We make the canonical map take its image in a toric variety.
> eqns := Sections(CanonicalLinearSystem(C)); > X<[a]> := ProjectiveSpace(Rationals(),7); > f := map< P -> X | eqns >; > V := f(C); > V; Curve over Rational Field defined by a[1]^3 + a[2]^2*a[4] + a[1]*a[8]^2, a[1]^2*a[3] + a[2]^2*a[6] + a[3]*a[8]^2, a[1]^2*a[5] + a[2]*a[4]*a[6] + a[5]*a[8]^2, a[1]*a[4]*a[6] - a[2]^2*a[7], a[1]*a[6]^2 - a[2]^2*a[8], a[2]*a[6]^2 + a[1]^2*a[7] + a[7]*a[8]^2, a[4]*a[6]^2 + a[1]^2*a[8] + a[8]^3, a[2]*a[3] - a[1]*a[4], a[3]^2 - a[1]*a[5], a[3]*a[4] - a[1]*a[6], a[4]^2 - a[2]*a[6], a[2]*a[5] - a[1]*a[6], a[3]*a[5] - a[1]*a[7], a[4]*a[5] - a[2]*a[7], a[5]^2 - a[1]*a[8], a[3]*a[6] - a[2]*a[7], a[5]*a[6] - a[2]*a[8], a[3]*a[7] - a[1]*a[8], a[4]*a[7] - a[2]*a[8], a[5]*a[7] - a[3]*a[8], a[6]*a[7] - a[4]*a[8], a[7]^2 - a[5]*a[8]All those binomial equations suggest that V lies on a toric variety embedded in X=P7. We can recover this toric variety and its map to X.
> W,g := BinomialToricEmbedding(V); > Y<[b]> := Domain(g); > Y; Toric variety of dimension 2 Variables: b[1], b[2], b[3], b[4] The components of the irrelevant ideal are: (b[3], b[2]), (b[4], b[1]) The 2 gradings are: 0, 1, 1, 0, 1, 0, 2, 1It is a well-known consequence of (geometric) Riemann--Roch that trigonal curves lie on scrolls in their canonical embeddings. Exactly which scroll is an intrinsic property of the particular curve: the Maroni invariant of a trigonal curve can be realised as the twist that occurs in the scroll, in this case 2 (visible in the last line of output above).
This makes good sense: the scroll Y has a natural map to P1, and the equation of the curve W is a cubic in the fibre variables b[2], b[3] so defines a 3-to-1 cover of the base.

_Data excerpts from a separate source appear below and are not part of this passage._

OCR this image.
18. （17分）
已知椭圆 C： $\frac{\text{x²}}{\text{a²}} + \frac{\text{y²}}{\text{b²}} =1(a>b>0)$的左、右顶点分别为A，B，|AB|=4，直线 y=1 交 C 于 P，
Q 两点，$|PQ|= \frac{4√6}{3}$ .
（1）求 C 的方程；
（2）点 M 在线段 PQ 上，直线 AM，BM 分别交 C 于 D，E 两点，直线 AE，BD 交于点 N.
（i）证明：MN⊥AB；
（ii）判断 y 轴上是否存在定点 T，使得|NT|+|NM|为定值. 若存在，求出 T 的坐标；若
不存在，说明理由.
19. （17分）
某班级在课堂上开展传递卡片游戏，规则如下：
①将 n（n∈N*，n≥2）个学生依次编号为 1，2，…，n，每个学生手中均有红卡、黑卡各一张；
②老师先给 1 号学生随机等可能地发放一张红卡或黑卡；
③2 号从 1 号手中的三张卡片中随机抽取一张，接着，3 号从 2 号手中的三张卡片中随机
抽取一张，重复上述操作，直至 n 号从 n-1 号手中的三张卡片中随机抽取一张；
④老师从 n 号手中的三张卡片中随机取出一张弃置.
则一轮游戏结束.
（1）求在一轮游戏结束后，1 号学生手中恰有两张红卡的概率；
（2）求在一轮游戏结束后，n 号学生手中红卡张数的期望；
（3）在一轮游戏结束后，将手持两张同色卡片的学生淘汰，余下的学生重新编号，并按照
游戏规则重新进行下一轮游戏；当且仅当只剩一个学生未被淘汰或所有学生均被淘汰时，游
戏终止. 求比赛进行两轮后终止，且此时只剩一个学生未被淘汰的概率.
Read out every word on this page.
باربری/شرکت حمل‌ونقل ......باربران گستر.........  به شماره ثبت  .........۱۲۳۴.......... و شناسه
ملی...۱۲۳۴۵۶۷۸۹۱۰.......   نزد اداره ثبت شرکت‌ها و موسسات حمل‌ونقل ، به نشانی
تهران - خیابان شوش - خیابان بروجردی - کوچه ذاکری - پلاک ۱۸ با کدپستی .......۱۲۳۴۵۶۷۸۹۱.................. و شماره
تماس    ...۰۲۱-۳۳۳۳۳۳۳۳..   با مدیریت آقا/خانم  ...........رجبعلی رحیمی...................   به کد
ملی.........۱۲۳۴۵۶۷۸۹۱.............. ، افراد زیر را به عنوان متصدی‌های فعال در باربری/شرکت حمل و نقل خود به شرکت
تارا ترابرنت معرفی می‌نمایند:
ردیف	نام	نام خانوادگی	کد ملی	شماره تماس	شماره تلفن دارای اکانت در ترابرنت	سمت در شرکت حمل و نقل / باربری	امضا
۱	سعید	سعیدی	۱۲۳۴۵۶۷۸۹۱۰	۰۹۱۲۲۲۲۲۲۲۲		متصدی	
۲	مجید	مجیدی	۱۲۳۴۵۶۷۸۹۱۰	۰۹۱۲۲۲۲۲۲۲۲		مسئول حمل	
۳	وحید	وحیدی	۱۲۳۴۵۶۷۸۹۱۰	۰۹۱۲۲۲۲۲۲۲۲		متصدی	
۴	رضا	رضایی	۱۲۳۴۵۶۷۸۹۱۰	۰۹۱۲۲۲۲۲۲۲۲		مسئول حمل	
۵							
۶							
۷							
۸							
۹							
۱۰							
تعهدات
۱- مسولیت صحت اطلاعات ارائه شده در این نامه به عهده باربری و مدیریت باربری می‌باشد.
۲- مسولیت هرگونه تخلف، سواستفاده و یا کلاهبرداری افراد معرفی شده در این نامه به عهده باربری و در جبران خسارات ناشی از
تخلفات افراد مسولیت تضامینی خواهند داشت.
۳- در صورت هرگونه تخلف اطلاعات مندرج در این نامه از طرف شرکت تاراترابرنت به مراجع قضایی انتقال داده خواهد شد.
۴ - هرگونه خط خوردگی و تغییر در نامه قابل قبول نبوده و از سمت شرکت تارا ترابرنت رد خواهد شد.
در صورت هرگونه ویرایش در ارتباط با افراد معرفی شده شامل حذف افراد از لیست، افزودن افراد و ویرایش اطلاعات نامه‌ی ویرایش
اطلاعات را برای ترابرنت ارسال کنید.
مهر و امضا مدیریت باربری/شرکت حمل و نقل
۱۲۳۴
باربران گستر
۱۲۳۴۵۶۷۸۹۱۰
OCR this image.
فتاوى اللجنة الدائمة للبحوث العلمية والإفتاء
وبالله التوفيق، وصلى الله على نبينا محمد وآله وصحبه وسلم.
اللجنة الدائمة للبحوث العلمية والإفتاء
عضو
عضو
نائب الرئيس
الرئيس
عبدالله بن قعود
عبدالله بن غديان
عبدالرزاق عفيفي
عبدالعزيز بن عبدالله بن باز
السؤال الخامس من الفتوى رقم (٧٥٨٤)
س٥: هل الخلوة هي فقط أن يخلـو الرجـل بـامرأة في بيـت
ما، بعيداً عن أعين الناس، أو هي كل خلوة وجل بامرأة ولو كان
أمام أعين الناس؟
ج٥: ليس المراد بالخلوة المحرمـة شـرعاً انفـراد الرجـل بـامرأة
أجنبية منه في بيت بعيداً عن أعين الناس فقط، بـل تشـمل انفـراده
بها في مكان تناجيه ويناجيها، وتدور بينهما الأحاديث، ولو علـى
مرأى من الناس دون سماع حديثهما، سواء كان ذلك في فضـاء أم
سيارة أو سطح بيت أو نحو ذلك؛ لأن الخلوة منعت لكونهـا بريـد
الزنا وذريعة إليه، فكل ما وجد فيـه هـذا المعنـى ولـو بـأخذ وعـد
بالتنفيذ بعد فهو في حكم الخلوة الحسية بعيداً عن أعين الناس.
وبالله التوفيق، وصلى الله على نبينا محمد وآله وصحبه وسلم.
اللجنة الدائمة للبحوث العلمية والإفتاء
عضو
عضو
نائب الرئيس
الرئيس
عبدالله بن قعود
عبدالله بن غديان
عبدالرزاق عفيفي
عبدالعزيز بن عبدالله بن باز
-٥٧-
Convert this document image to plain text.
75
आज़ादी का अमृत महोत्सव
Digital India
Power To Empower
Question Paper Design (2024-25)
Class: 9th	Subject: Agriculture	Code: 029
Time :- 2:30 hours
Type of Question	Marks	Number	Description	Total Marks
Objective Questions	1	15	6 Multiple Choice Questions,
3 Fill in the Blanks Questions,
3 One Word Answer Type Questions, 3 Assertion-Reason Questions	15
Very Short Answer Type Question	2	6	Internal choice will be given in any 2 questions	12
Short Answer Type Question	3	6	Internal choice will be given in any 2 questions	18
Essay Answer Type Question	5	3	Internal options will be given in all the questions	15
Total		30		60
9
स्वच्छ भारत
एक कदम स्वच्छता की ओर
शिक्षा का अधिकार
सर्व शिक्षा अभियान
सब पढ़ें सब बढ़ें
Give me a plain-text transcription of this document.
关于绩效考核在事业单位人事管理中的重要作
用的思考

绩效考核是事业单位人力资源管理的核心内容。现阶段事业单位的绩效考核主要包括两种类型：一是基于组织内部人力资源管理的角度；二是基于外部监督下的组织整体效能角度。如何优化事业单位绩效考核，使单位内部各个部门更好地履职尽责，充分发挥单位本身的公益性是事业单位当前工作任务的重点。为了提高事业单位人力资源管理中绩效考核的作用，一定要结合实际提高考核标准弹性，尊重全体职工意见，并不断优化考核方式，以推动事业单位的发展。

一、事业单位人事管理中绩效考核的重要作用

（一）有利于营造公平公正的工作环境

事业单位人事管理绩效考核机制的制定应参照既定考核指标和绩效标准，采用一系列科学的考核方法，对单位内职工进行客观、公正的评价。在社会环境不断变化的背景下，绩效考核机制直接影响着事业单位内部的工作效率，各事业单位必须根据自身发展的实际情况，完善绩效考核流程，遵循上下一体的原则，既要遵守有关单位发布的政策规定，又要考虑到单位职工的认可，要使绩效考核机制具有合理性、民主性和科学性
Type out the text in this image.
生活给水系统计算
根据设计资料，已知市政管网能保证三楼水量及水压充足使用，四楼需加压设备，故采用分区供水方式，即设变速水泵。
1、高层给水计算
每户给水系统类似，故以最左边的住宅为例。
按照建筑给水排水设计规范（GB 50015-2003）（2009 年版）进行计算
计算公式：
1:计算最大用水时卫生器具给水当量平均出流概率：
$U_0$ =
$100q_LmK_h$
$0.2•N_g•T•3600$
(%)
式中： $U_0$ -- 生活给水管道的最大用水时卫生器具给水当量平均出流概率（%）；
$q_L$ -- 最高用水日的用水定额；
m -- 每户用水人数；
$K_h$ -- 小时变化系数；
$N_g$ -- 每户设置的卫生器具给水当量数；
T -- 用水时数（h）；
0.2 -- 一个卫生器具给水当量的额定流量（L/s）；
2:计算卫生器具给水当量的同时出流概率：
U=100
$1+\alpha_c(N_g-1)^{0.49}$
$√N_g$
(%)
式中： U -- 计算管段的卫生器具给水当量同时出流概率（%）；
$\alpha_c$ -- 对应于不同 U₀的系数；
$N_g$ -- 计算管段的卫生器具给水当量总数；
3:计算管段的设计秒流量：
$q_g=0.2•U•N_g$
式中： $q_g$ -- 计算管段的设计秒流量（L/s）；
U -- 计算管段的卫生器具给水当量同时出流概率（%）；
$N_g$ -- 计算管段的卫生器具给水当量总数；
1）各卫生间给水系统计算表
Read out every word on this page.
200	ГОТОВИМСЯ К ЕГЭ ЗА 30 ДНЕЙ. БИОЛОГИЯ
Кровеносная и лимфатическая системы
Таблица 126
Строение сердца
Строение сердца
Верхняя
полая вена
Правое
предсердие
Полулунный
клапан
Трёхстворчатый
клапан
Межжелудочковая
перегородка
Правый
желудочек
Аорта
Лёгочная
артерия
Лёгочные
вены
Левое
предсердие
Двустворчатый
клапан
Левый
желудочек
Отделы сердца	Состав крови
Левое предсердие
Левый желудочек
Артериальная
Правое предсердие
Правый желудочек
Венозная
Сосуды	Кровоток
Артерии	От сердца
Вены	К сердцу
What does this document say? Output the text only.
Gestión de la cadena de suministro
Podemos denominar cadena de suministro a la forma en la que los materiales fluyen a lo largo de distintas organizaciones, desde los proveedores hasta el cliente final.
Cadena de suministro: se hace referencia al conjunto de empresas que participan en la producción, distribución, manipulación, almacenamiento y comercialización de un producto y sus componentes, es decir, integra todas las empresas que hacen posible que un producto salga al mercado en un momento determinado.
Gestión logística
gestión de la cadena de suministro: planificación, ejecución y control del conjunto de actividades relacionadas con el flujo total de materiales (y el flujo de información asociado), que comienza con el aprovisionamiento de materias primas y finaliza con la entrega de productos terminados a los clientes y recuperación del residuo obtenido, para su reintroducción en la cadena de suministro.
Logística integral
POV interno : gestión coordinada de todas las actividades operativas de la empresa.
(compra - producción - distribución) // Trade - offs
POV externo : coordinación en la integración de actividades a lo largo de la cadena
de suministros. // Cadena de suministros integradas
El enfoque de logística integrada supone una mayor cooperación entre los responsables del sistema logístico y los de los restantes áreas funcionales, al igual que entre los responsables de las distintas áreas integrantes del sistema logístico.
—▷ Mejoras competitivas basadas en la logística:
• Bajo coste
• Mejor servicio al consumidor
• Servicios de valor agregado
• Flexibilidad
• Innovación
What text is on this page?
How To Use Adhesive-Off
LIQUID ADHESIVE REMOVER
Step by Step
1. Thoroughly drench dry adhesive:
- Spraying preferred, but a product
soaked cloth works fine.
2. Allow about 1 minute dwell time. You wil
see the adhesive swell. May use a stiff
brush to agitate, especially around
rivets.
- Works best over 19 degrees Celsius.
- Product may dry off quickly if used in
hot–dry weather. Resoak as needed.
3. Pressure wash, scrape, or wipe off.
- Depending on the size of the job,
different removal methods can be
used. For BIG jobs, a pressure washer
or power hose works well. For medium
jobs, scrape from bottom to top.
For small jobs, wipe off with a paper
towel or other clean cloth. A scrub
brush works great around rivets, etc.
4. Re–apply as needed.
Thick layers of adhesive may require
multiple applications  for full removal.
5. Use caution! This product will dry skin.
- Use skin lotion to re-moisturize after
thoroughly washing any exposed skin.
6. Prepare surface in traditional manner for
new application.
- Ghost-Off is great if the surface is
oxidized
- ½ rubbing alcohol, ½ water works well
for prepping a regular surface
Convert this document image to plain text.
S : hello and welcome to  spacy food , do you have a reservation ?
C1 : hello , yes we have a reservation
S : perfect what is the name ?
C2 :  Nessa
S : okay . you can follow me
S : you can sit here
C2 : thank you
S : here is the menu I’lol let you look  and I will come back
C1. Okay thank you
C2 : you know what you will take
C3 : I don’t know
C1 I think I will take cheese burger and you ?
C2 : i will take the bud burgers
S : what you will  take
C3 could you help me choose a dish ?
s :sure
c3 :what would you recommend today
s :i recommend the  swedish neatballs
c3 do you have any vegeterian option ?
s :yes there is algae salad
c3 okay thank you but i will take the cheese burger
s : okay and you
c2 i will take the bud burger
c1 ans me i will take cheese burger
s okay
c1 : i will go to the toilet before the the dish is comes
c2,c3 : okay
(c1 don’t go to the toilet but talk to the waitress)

> I := Saturation(DefiningIdeal(W),IrrelevantIdeal(Y)); > Basis(I); [ b[1]^8*b[2]^3 + b[1]*b[3]^3*b[4] + b[2]^3*b[4]^8 ]The need for saturation is already visible in the equations of V: all those cubics are really multiples of a single cubic on the scroll by irrelevant ideals, but written in the coordinates of the projective space.